Spoken like a true masochist, my friend, and I’m sure it makes you feel very morally superior to make common cause with a bunch of assholes who would surely kill you and your whole family if they ever got the chance. This is nothing but ‘coexistence’ gone mad. It’s all well and good to see another person’s point of view and value empathy as a general rule. But I’m calling bullshit on this line of reasoning because some things are beyond the pale and need to be inserted in the garbage bin of history for the good of all mankind. (Insert joke about Andy Grammer’s latest release here.)
In the above commenter’s world of Chomskyan liberalism gone berserk, all ideas are equal, all bodies equivalent in worth. The sniper who shoots at passerby from a bell tower is no worse than the policeman who shoots him and brings his reign of terror to an end. (Perhaps the cop should have offered a compromise: “Mr. Sniper, would it be OK if you just shot at people Monday, Wednesday, Friday and alternate Sundays? I think we could live with that. Some of us anyway, the ones who don’t get shot, I mean.”)
Attempting to compromise with Islamic fundamentalism is a useless endeavor. To those of you who are reading this at a squat house and think I’m buying into The Man’s international battles, allow me to remind you of one salient fact. If you lived in Islamic State territory, sitting around with a 40-ouncer watching crabs crawl up your girlfriend’s dreadlocks simply would not be an option. As much as you feel American society has left you behind and good riddance to it, your apathetic ass would be the first to go in a theocracy. So if you value your indolence and your I-don’t-give-a-fuck attitude, please recognize that while you may feel alienated, you aren’t an alien. You’re one of US.
To those of you whose lens of progressive politics views all government action with suspicion, or who feel under threat from heterosexuals, white people, the wealthy. or any other manifestation of a hated status quo, consider this. There are no ethnic minority rights in IS territory, no privileges for gays or lesbians, only shame, fear and certain death. In Sudan, another Muslim theocracy, black Africans are routinely subjected to rape, torture, and murder just for existing. I could list many more examples, but you get the picture.

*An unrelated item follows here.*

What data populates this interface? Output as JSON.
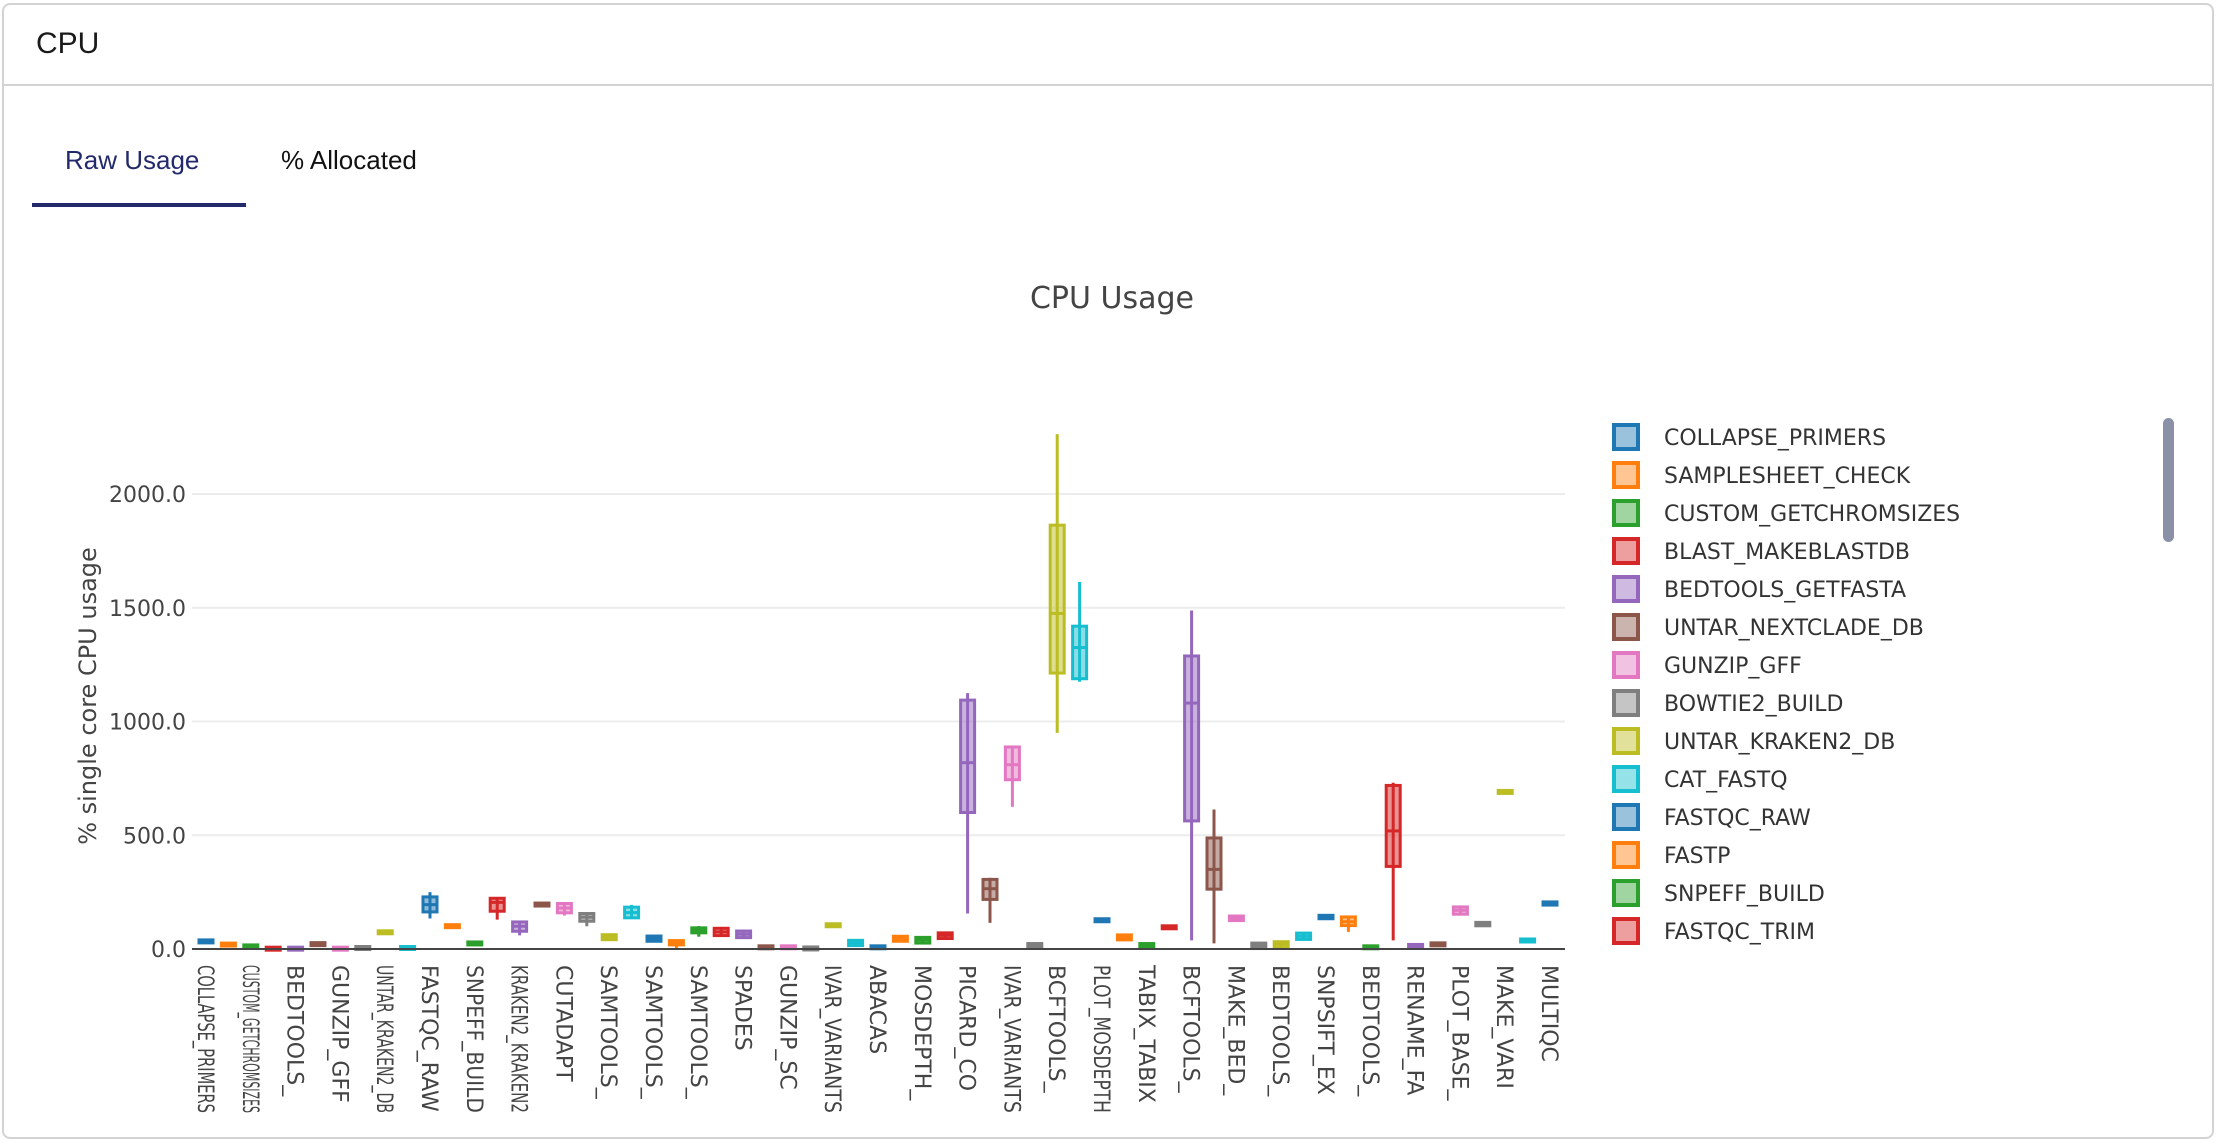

Because of the core American belief in freedom of speech at least you’ve heard of Ani DiFranco or Fela Kuti or Laura Jane Grace or Ozomatli or MLK or Eldridge Cleaver or Dan Savage or Catherine McKinnon or Cesar Chavez or Che Guevara or Salman Rushdie or William Burroughs or thousands of other non-mainstream voices that would have been put to death under an Islamic State. In other words, though the very thought galls you to no end, you are also one of US. That includes all the women’s studies majors, social justice warriors and community organizers, too.
Some of you consider yourselves to be citizens of the world, above the fray of petty national interests. You can’t be bothered with patriotism—that’s for those in the flyover states, not a seasoned traveler like yourself. Well, it’s a nice fantasy, but I wonder if because of your enlightened views on citizenship the 9/11 hijackers would have thrown you a parachute before they killed everyone else on those planes. Somehow, I kind of doubt it.
Personally, I opposed both Middle East wars of the past decade on the grounds that they wouldn’t be an effective deterrent to radical Islam, while I was just fine with turning bin Laden and his pals into corpses. I think events have proved me correct, but that’s a debate for another time. A debate I’m willing to have because although I’m an opinionated prick from the word ‘go’ I’m still interested in what everybody else has to say about things. My mind can comprehend nuance and the malleability of moral action under changing circumstances. That would be impossible to achieve if all of my values originated from a single book that’s over a thousand years old.
There is one point I won’t ever concede though, to those from the Middle East or even right here at home who would shut me and my countrymen up rather than hear us out.
I’m on our side not theirs and I’d still rather be US than THEM. How about you?